Imagemagick and Graphicsmagick use Ghostscript for PDF rendering. libvips uses poppler instead: this library can generate high-quality anti-aliased bitmaps from PDFs at any size. You don't need to render at high resolution and then downsize.
On this laptop, I see:
$ /usr/bin/time -f %M:%e convert -density 300 ISO_12233-reschart.pdf -density 300 -resize 2550x3300 -gravity center -extent 2550x3300 -colorspace Gray x.pdf
250460:2.51
So 250MB of memory and 2.5s to generate your PDF.
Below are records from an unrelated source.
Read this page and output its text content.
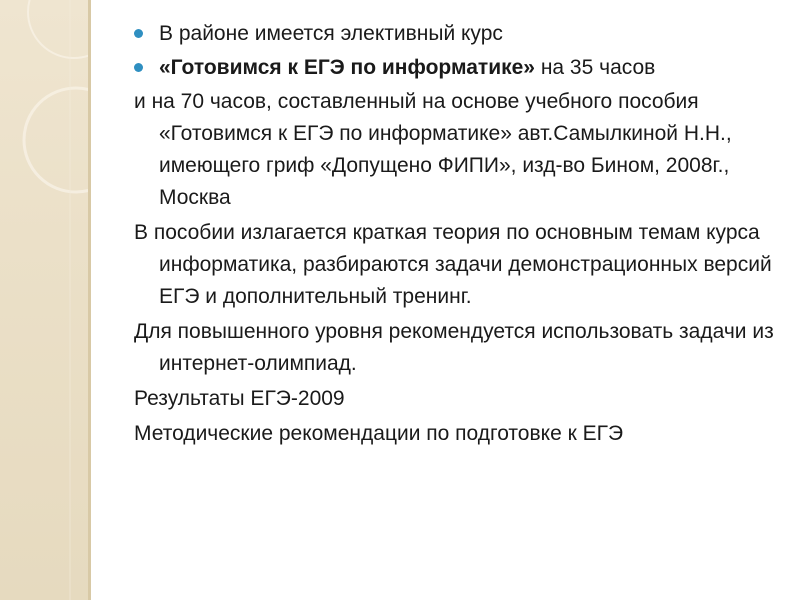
В районе имеется элективный курс
«Готовимся к ЕГЭ по информатике» на 35 часов
и на 70 часов, составленный на основе учебного пособия «Готовимся к ЕГЭ по информатике» авт.Самылкиной Н.Н., имеющего гриф «Допущено ФИПИ», изд-во Бином, 2008г., Москва
В пособии излагается краткая теория по основным темам курса информатика, разбираются задачи демонстрационных версий ЕГЭ и дополнительный тренинг.
Для повышенного уровня рекомендуется использовать задачи из интернет-олимпиад.
Результаты ЕГЭ-2009
Методические рекомендации по подготовке к ЕГЭ
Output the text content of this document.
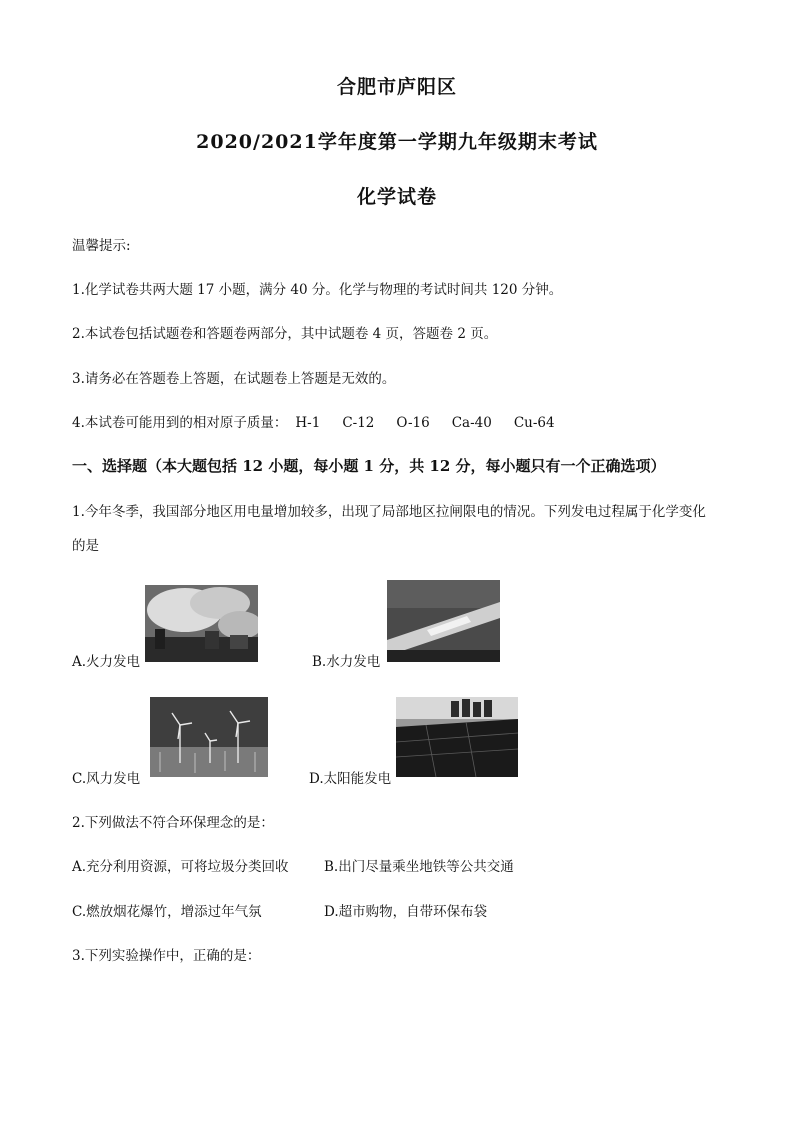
合肥市庐阳区
2020/2021学年度第一学期九年级期末考试
化学试卷
温馨提示:
1.化学试卷共两大题 17 小题，满分 40 分。化学与物理的考试时间共 120 分钟。
2.本试卷包括试题卷和答题卷两部分，其中试题卷 4 页，答题卷 2 页。
3.请务必在答题卷上答题，在试题卷上答题是无效的。
4.本试卷可能用到的相对原子质量： H-1 C-12 O-16 Ca-40 Cu-64
一、选择题（本大题包括 12 小题，每小题 1 分，共 12 分，每小题只有一个正确选项）
1.今年冬季，我国部分地区用电量增加较多，出现了局部地区拉闸限电的情况。下列发电过程属于化学变化
的是
A.火力发电	B.水力发电
C.风力发电	D.太阳能发电
2.下列做法不符合环保理念的是：
A.充分利用资源，可将垃圾分类回收	B.出门尽量乘坐地铁等公共交通
C.燃放烟花爆竹，增添过年气氛	D.超市购物，自带环保布袋
3.下列实验操作中，正确的是：
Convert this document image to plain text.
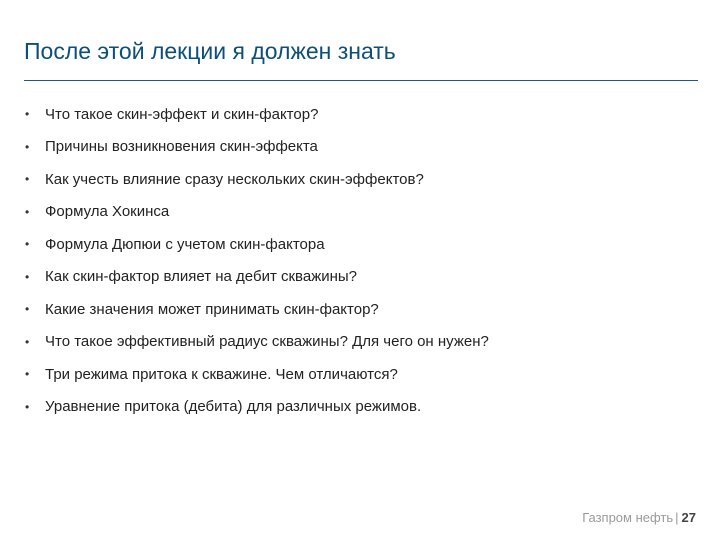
После этой лекции я должен знать
•	Что такое скин-эффект и скин-фактор?
•	Причины возникновения скин-эффекта
•	Как учесть влияние сразу нескольких скин-эффектов?
•	Формула Хокинса
•	Формула Дюпюи с учетом скин-фактора
•	Как скин-фактор влияет на дебит скважины?
•	Какие значения может принимать скин-фактор?
•	Что такое эффективный радиус скважины? Для чего он нужен?
•	Три режима притока к скважине. Чем отличаются?
•	Уравнение притока (дебита) для различных режимов.
Газпром нефть | 27
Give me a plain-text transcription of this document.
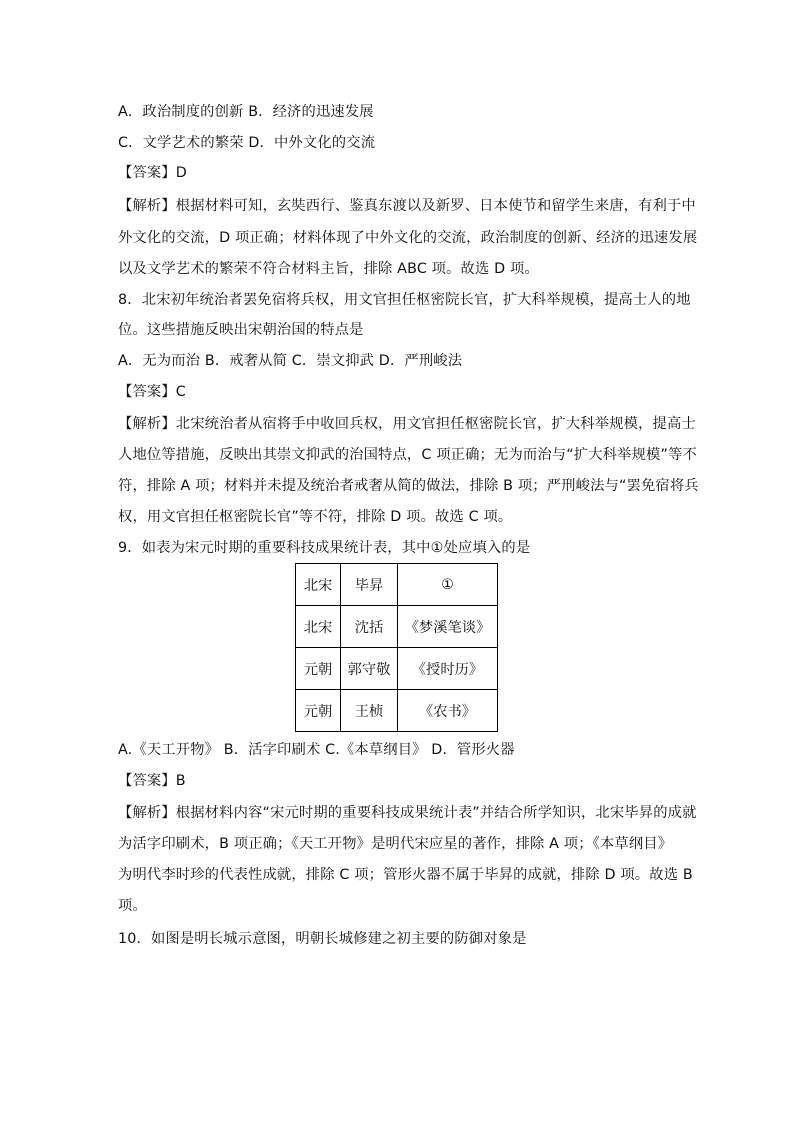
A．政治制度的创新 B．经济的迅速发展
C．文学艺术的繁荣 D．中外文化的交流
【答案】D
【解析】根据材料可知，玄奘西行、鉴真东渡以及新罗、日本使节和留学生来唐，有利于中
外文化的交流，D 项正确；材料体现了中外文化的交流，政治制度的创新、经济的迅速发展
以及文学艺术的繁荣不符合材料主旨，排除 ABC 项。故选 D 项。
8．北宋初年统治者罢免宿将兵权，用文官担任枢密院长官，扩大科举规模，提高士人的地
位。这些措施反映出宋朝治国的特点是
A．无为而治 B．戒奢从简 C．崇文抑武 D．严刑峻法
【答案】C
【解析】北宋统治者从宿将手中收回兵权，用文官担任枢密院长官，扩大科举规模，提高士
人地位等措施，反映出其崇文抑武的治国特点，C 项正确；无为而治与“扩大科举规模”等不
符，排除 A 项；材料并未提及统治者戒奢从简的做法，排除 B 项；严刑峻法与“罢免宿将兵
权，用文官担任枢密院长官”等不符，排除 D 项。故选 C 项。
9．如表为宋元时期的重要科技成果统计表，其中①处应填入的是
北宋	毕昇	①
北宋	沈括	《梦溪笔谈》
元朝	郭守敬	《授时历》
元朝	王桢	《农书》
A.《天工开物》 B．活字印刷术 C.《本草纲目》 D．管形火器
【答案】B
【解析】根据材料内容“宋元时期的重要科技成果统计表”并结合所学知识，北宋毕昇的成就
为活字印刷术，B 项正确；《天工开物》是明代宋应星的著作，排除 A 项；《本草纲目》
为明代李时珍的代表性成就，排除 C 项；管形火器不属于毕昇的成就，排除 D 项。故选 B
项。
10．如图是明长城示意图，明朝长城修建之初主要的防御对象是
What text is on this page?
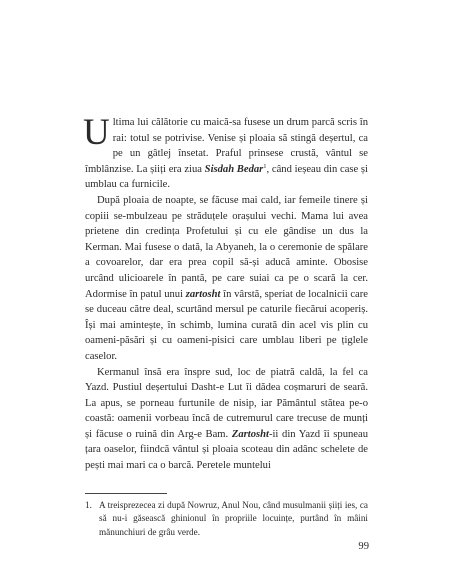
Ultima lui călătorie cu maică-sa fusese un drum parcă scris în rai: totul se potrivise. Venise și ploaia să stingă deșertul, ca pe un gâtlej însetat. Praful prinsese crustă, vântul se îmblânzise. La șiiți era ziua Sisdah Bedar$^1$, când ieșeau din case și umblau ca furnicile.

După ploaia de noapte, se făcuse mai cald, iar femeile tinere și copiii se-mbulzeau pe străduțele orașului vechi. Mama lui avea prietene din credința Profetului și cu ele gândise un dus la Kerman. Mai fusese o dată, la Abyaneh, la o ceremonie de spălare a covoarelor, dar era prea copil să-și aducă aminte. Obosise urcând ulicioarele în pantă, pe care suiai ca pe o scară la cer. Adormise în patul unui zartosht în vârstă, speriat de localnicii care se duceau către deal, scurtând mersul pe caturile fiecărui acoperiș. Își mai amintește, în schimb, lumina curată din acel vis plin cu oameni-păsări și cu oameni-pisici care umblau liberi pe țiglele caselor.

Kermanul însă era înspre sud, loc de piatră caldă, la fel ca Yazd. Pustiul deșertului Dasht-e Lut îi dădea coșmaruri de seară. La apus, se porneau furtunile de nisip, iar Pământul stătea pe-o coastă: oamenii vorbeau încă de cutremurul care trecuse de munți și făcuse o ruină din Arg-e Bam. Zartosht-ii din Yazd îi spuneau țara oaselor, fiindcă vântul și ploaia scoteau din adânc schelete de pești mai mari ca o barcă. Peretele muntelui

1. A treisprezecea zi după Nowruz, Anul Nou, când musulmanii șiiți ies, ca să nu-i găsească ghinionul în propriile locuințe, purtând în mâini mănunchiuri de grâu verde.
99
The libvips equivalent would be:
#!/bin/bash
vips thumbnail $1 t1.v 2550 --height 3300
vips colourspace t1.v t2.v b-w
# drop any alpha channels
if [ $(vipsheader -f bands t2.v) -gt 1 ]; then
vips extract_band t2.v t3.v 0
mv t3.v t2.v
fi
vips gravity t2.v t3.v centre 2550 3300 --extend white
vips magicksave t3.v $2
I see:
$ /usr/bin/time -f %M:%e ./process.sh ISO_12233-reschart.pdf x.pdf
110168:1.05
110MB of memory and 1.05s.
Are you sure you need PDF output? The PDFs you are generating are not "real" PDFs, they are bitmaps with a PDF wrapper. I would use PNG instead:
#!/bin/bash
vips thumbnail $1 t1.v 2550 --height 3300
vips colourspace t1.v t2.v b-w
# drop any alpha channels
if [ $(vipsheader -f bands t2.v) -gt 1 ]; then
vips extract_band t2.v t3.v 0
mv t3.v t2.v
fi
vips gravity t2.v $2 centre 2550 3300 --extend white
I now see:
$ /usr/bin/time -f %M:%e ./process.sh ~/pics/ISO_12233-reschart.pdf x.png
58324:0.59
60MB of memory and 0.6s.
If you're able to use something like Python instead of bash, you can get it a bit quicker still.
#!/usr/bin/python3
import sys
import pyvips
x = pyvips.Image.thumbnail(sys.argv[1], 2550, height=3300)
x = x.colourspace("b-w")
if x.bands > 1:
x = x.extract_band(0)
x = x.gravity("centre", 2550, 3300, extend="white")
x.write_to_file(sys.argv[2])
Now 0.5s because there are no temporary files.